I looked at Onyx. “So, you’re officially taking responsibility?”

He shrugged.  “I guess so.”

“Then when you don’t expect it, expect it.”

“Go easy on him,” Grace said.  “He has a good heart,

mostly.”  She held out the bag with the Jägermeister and Red Bull in it.  Instantly, I felt a slight measure of forgiveness trying to be born, but squashed beneath a mental thumb.

Madison said, “I think you should force him to take us clubbing tonight.  That will teach him!”

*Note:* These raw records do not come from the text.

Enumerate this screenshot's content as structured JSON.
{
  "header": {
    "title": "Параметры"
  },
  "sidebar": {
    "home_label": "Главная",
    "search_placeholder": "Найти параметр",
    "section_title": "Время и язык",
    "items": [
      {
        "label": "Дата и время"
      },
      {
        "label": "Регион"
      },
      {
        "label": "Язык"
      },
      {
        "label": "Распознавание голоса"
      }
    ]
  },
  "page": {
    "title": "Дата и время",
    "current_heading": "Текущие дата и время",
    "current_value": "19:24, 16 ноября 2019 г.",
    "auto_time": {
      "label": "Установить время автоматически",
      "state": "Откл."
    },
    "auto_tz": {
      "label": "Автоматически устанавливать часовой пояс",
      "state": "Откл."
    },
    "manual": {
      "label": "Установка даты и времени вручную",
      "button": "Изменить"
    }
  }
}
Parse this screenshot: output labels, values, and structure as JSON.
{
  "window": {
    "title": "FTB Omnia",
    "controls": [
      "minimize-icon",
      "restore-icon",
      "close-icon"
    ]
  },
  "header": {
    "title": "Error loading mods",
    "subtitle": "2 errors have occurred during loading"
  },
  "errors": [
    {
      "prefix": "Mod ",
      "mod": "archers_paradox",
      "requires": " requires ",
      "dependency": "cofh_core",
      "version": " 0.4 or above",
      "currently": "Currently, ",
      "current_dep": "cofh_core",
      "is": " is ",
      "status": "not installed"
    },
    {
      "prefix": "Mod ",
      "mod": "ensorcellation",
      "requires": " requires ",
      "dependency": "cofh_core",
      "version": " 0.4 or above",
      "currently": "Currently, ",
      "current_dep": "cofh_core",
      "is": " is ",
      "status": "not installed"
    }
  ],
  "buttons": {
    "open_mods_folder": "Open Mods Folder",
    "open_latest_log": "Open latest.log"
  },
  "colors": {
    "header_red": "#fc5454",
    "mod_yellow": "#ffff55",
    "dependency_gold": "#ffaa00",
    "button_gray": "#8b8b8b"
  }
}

By then, the last two chupacabras had finished their pork entrée and scampering off about their business.  I thought scampering off was a good idea.  I’d eat lunch, wash it down with a Jägerbomb, and then go see a man about some serial killings, and a stolen coffin.

 

 

 

 

 

 

 

 

 

 

 

 

 

 

 

 

 

 

 

 

 

 

 

 

 

 

 

 

 

 

 

EIGHT

 

“I’ve a hard and fast rule: don’t kill the

Informant before he’s done talking.”

 

                                   —Caine Deathwalker

 

 

Tinka-tinkka.
  The pool hall was dim, the lights being concentrated over the green-felt tables.  The place wasn’t particularly busy having only a pair of pool players on the premises and the man behind the counter who nursed a silvery can of half-and-half lemonade and tea.  A flat-screen TV on the wall displayed a car race where the vehicles roared at one another as they maneuvered for supremacy.  The door swung slowly shut behind Onyx and me, tinkling the bell once more.  We’d left the girl’s behind; this was a guy’s-only mission.  No way was I having Grace tell Cassie I dragged her to a pool hall.  I like my internal organs inside me.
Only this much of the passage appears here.